Sarah Palin insults Ronald Reagan's legacy

Now here comes the ubiquitous Sarah Palin claiming the mantle of Ronald Reagan's legacy. I have recently been minimizing the Sarah Palin commentary, and trying to emphasize more substantive matters, because I am bored to death by much liberal obsession with Palin and partisan hack jobs by the Dick Morris types on the right.

In this case, Sarah Palin has nothing in common with Ronald Reagan. Reagan would never have thought of quitting as governor of California, as Palin quit as governor of Alaska. Reagan treated opponents with civility and decency, no matter how much he disagreed with them.
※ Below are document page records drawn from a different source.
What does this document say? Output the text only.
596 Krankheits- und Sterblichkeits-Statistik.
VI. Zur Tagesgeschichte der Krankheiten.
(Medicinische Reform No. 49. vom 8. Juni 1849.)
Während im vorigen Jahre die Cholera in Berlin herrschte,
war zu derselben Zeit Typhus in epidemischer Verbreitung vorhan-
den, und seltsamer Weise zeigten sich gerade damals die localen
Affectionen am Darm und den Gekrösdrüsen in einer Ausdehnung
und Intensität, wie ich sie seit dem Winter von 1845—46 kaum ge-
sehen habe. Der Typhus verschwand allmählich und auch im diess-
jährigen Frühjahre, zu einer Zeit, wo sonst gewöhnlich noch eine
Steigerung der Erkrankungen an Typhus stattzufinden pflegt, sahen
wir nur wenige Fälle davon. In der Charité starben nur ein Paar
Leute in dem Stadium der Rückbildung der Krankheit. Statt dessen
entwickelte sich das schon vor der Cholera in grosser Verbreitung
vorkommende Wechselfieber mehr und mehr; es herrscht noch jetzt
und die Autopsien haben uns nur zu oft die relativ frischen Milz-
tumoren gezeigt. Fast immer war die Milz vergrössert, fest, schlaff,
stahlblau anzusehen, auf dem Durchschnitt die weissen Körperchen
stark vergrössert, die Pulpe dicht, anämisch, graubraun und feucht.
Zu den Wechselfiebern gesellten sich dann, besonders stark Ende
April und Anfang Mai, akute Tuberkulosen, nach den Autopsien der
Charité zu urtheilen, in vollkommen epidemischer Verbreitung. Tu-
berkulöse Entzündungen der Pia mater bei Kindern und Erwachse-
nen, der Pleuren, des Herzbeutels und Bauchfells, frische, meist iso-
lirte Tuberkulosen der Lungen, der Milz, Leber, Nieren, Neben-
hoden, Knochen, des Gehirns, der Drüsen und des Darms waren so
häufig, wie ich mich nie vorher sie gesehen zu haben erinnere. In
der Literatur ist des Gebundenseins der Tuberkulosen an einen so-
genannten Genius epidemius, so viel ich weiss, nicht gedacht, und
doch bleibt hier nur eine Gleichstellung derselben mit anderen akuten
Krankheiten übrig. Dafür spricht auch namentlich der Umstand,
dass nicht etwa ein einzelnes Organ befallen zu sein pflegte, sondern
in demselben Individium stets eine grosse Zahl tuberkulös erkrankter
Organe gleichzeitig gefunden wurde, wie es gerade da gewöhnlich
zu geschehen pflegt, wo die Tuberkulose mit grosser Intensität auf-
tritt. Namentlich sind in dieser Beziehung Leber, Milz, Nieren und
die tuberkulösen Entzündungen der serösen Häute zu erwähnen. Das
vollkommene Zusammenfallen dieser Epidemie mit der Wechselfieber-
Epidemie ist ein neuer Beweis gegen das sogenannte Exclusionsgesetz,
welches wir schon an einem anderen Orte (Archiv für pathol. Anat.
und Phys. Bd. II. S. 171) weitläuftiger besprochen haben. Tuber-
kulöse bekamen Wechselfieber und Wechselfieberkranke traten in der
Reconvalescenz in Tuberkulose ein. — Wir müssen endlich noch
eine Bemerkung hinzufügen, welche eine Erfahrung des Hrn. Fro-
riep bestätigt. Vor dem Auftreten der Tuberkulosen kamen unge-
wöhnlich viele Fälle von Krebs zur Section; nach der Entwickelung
Ronald Reagan believed in the art of negotiation, which he learned as president of the Screen Actors Guild and brought to the presidency of the nation. Reagan believed in working with opponents, as he worked with then-Speaker Tip O'Neill.

Reagan believed in nuclear arms control, and he believed in negotiating with the Soviet Union, even before Gorbachev, when Reagan tried to negotiate with Brezhnev.

Let’s make a larger point today, as we think about the 100th anniversary of Reagan's birth.

Ronald Reagan was a giant of historic dimension, especially because of what he did during the Cold War, making a historic contribution to ending the Cold War.

Sarah Palin is a sideshow, a nonentity on matters of substance and politics compared to Reagan. And a large number of Republicans and conservatives have little to nothing in common with what Ronald Reagan believed in, and accomplished. When Reagan was negotiating with Gorbachev, many of the neocons who applaud Reagan today were attacking him then for seeking arms control with the Soviets.

Similarly, far too many Democrats invoke the names of John F. Kennedy and Robert F. Kennedy without any commitment to the causes or the courage of John and Robert Kennedy. It is easy to talk of Sputnik moments but hard to champion moon-shot greatness.

It would be good if the partisans of both parties would stop invoking the names of the great while pursuing the politics of the mediocre. Invoking the names of Reagan or the Kennedys should be limited to those who emulate their leadership by actions, not the wannabes in a political system and political discourse that does no honor to Ronald Reagan, John Kennedy or Robert Kennedy.

Let’s honor Ronald Reagan for what he did, and not trivialize his name or his achievements with the small-minded politics that defines our times.